Trevor Greenway
Wakefield students go Grey Cup crazy
When Trevor Hoyte was a student at Wakefield Elementary School, he remembers barfing in the principal’s office.
The Canadian Football League Grey Cup champion told students he grew up just like they did — skiing at Vorlage, playing soccer at the old Wakefield school, swimming in the river in the summer and, yes, getting sick at school.

Hoyte’s surprise visit to the school had the students abuzz on March 14, as the born-and-raised Wakefield football star brought a little souvenir with him — The Grey Cup.
“I wanted to show that it doesn’t matter where you come from – we come from a small town … – but you can go and do whatever you would like to do with your life,” said Hoyte to the Grade 5 and 6 students, who were huddled around him. “And this is proof of it right here,” he added, lifting the CFL’s championship trophy over his head.
The kids cheered and rushed the six-foot-two, 218-pound linebacker — all of them trying to get their hands on the coveted trophy. All of them did.
Hoyte’s motivational talk with the kids went from football to astrophysics to vegetables and, not surprisingly, several questions about arguably the greatest quarterback of all time, Tom Brady.
“No, I have not met Tom Brady,” chuckled 24-year-old Hoyte.
Another student asked, out of the blue, “Do you like lettuce?”
There were other questions about black holes and planets, and the students seemed more interested in Hoyte’s astrophysics degree than his football career.
“What’s my favourite planet? Definitely earth,” Hoyte quipped back to a round of chuckles.
One student even asked how fast Hoyte could run, and the CFL champ said, “I bet I could beat all of you in a race.” At the end of the talk, he did race them, and although it was close, Hoyte managed to beat out about a dozen kids in the gym, narrowly. The football player then spent nearly 30 minutes signing autographs on slips of paper, t-shirts and several student’s sneakers.
Hoyte was born in Lac Notre Dame and spent much of his youth hanging out in Wakefield He attended Philemon Wright High School, where he played football for the Falcons, before suiting up for the Carleton Ravens for four years.
The Toronto Argonauts drafted Hoyte in the fourth round, 33rd overall in the 2021 draft, and he won the Grey Cup with the Argos in just his second season in the league last year.
Hoyte still lives in the Hills when he’s not playing football, and he’s been helping out as a supply teacher at Hadley Junior High. He’s also helped the Falcons on the gridiron.
Hoyte said, when it came his turn to spend time with the Grey Cup, taking it to the schools he attended as a young boy was a no-brainer.
“I think giving back is the most important thing that you can do,” he said. “I never would have been able to get to the position I'm in without the people around me that supported me and helped me and gave me the belief that I can achieve what I wanted to achieve.”

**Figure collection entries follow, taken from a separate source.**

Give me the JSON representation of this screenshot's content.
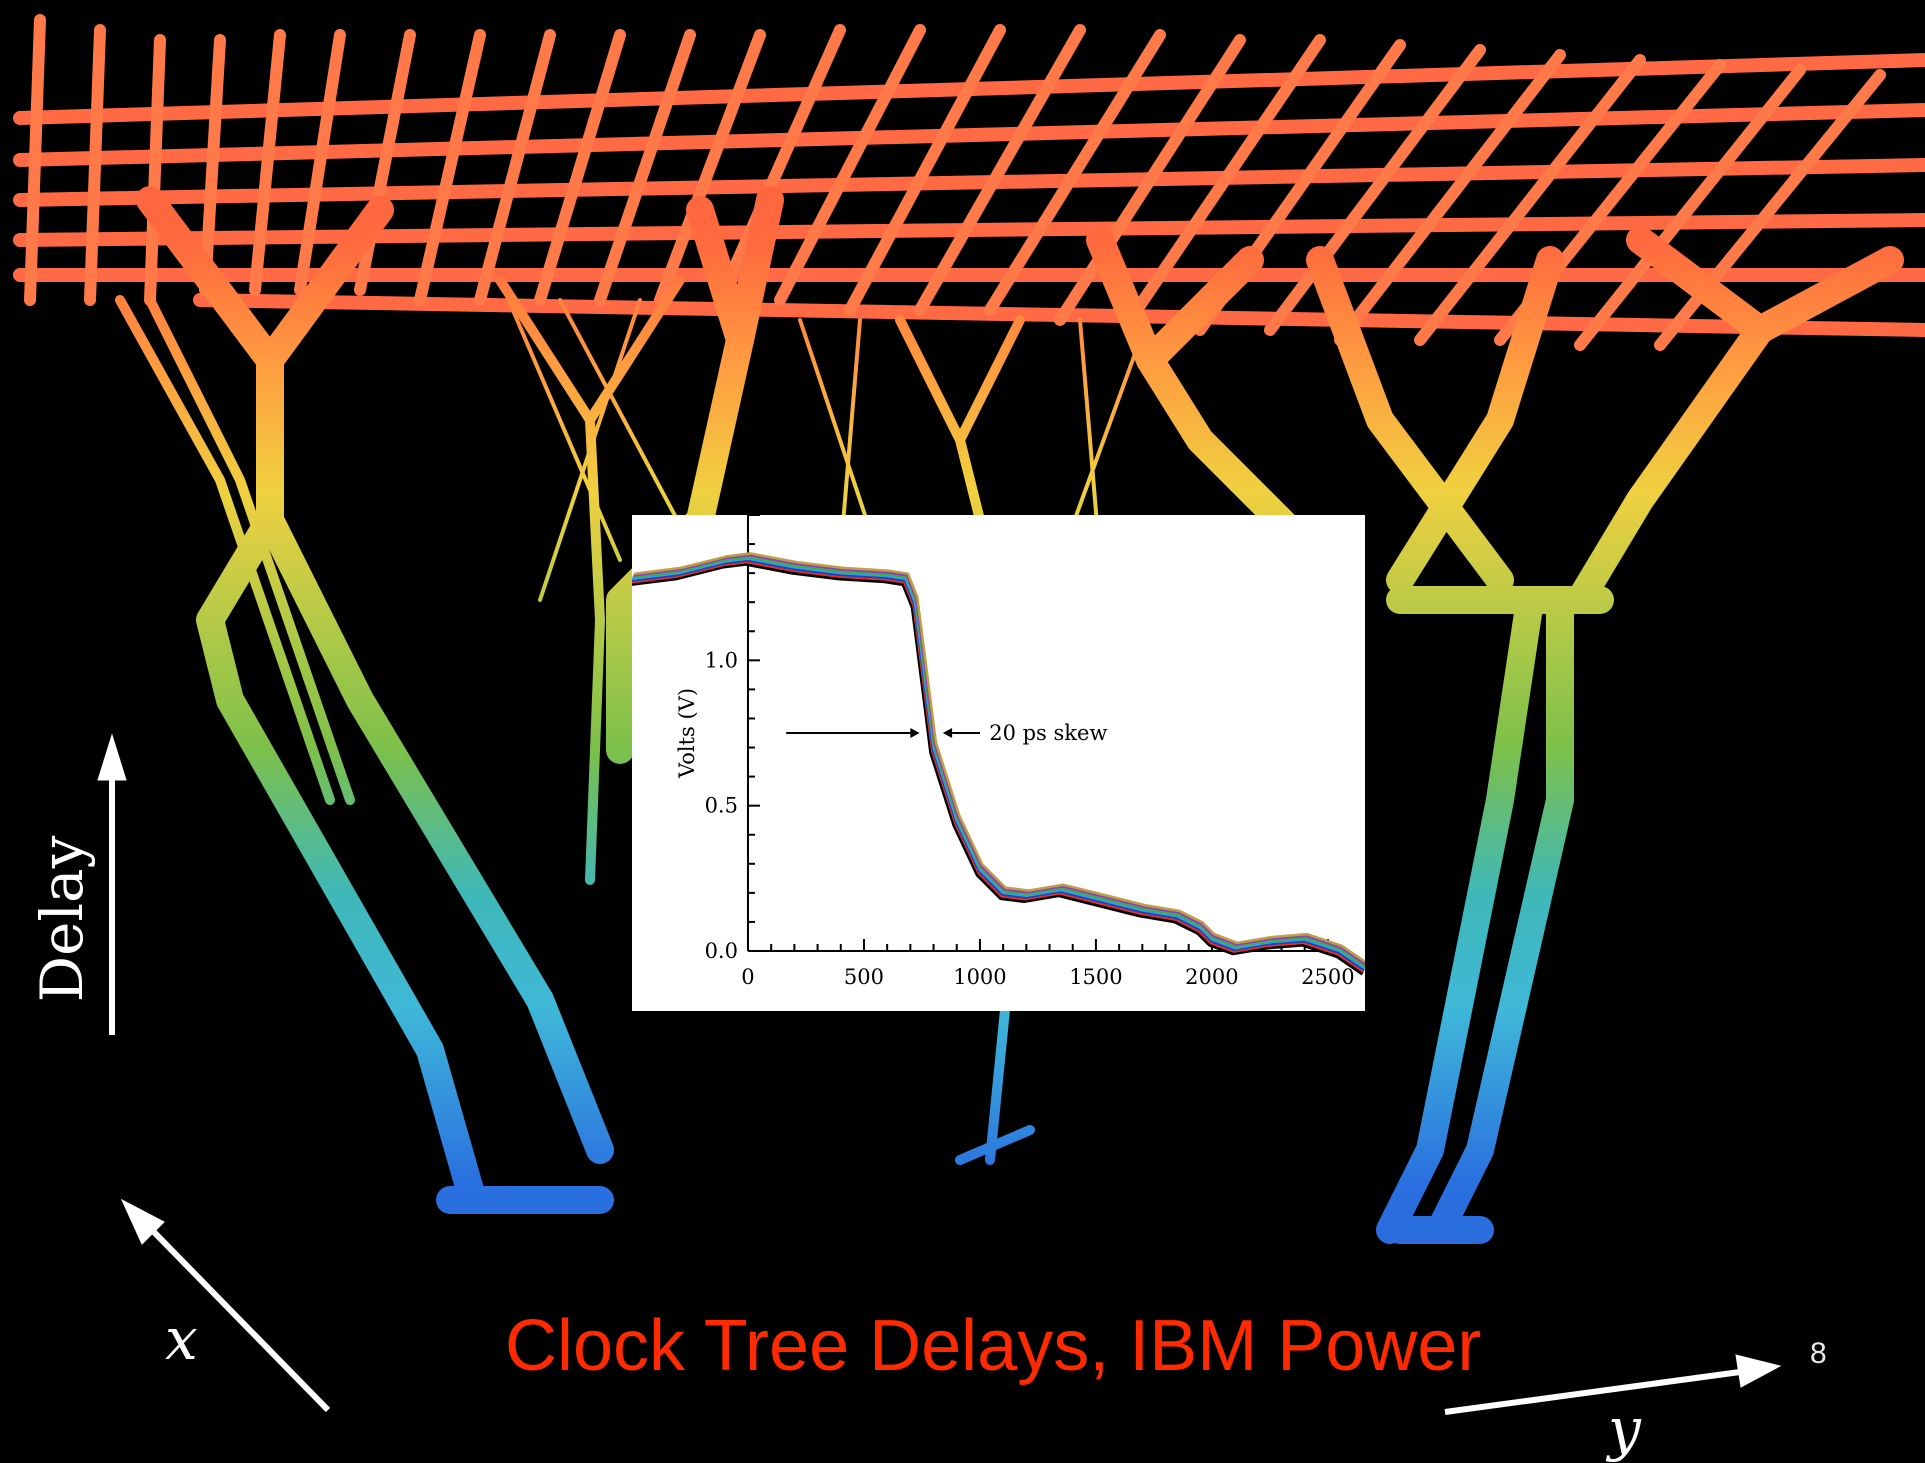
{
  "slide": {
    "title": "Clock Tree Delays, IBM Power",
    "page_number": "8",
    "axis_words": {
      "delay": "Delay",
      "x": "x",
      "y": "y"
    }
  },
  "colors": {
    "background": "#000000",
    "title": "#ff2a00",
    "tree_top": "#ff5a3c",
    "tree_upper": "#ff9a40",
    "tree_mid": "#f0d040",
    "tree_green": "#7cc04a",
    "tree_cyan": "#3fb8d8",
    "tree_bottom": "#2a70e0"
  },
  "chart_data": {
    "type": "line",
    "ylabel": "Volts  (V)",
    "xlabel": "",
    "xlim": [
      -500,
      2660
    ],
    "ylim": [
      0.0,
      1.5
    ],
    "x_ticks": [
      0,
      500,
      1000,
      1500,
      2000,
      2500
    ],
    "x_tick_labels": [
      "0",
      "500",
      "1000",
      "1500",
      "2000",
      "2500"
    ],
    "y_ticks": [
      0.0,
      0.5,
      1.0
    ],
    "y_tick_labels": [
      "0.0",
      "0.5",
      "1.0"
    ],
    "annotation": "20 ps skew",
    "series_colors": [
      "#000000",
      "#e83020",
      "#2040c0",
      "#30a0e0",
      "#40b040",
      "#9040c0",
      "#c0a040"
    ],
    "series": [
      {
        "x": [
          -500,
          -300,
          -100,
          0,
          200,
          400,
          600,
          680,
          720,
          760,
          800,
          900,
          1000,
          1100,
          1200,
          1350,
          1500,
          1700,
          1850,
          1950,
          2000,
          2100,
          2250,
          2400,
          2550,
          2660
        ],
        "values": [
          1.28,
          1.3,
          1.34,
          1.35,
          1.32,
          1.3,
          1.29,
          1.28,
          1.2,
          0.95,
          0.7,
          0.45,
          0.28,
          0.2,
          0.19,
          0.21,
          0.18,
          0.14,
          0.12,
          0.08,
          0.04,
          0.01,
          0.03,
          0.04,
          0.0,
          -0.06
        ]
      }
    ]
  }
}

Hoyte added that he wanted to return the favour by hopefully inspiring even just one kid to dream big. He said the way he sees it, success is a two-way street.
“If you don't give back, then you haven't really succeeded,” he said. “You only succeed when you've really been able to uplift the people around you, especially the next generation.”
Week 1 of the CFL season gets underway on June 8. However, Hoyte’s Argonauts aren’t in action until Week 2, on June 18, when they take on the Hamilton Tiger-Cats.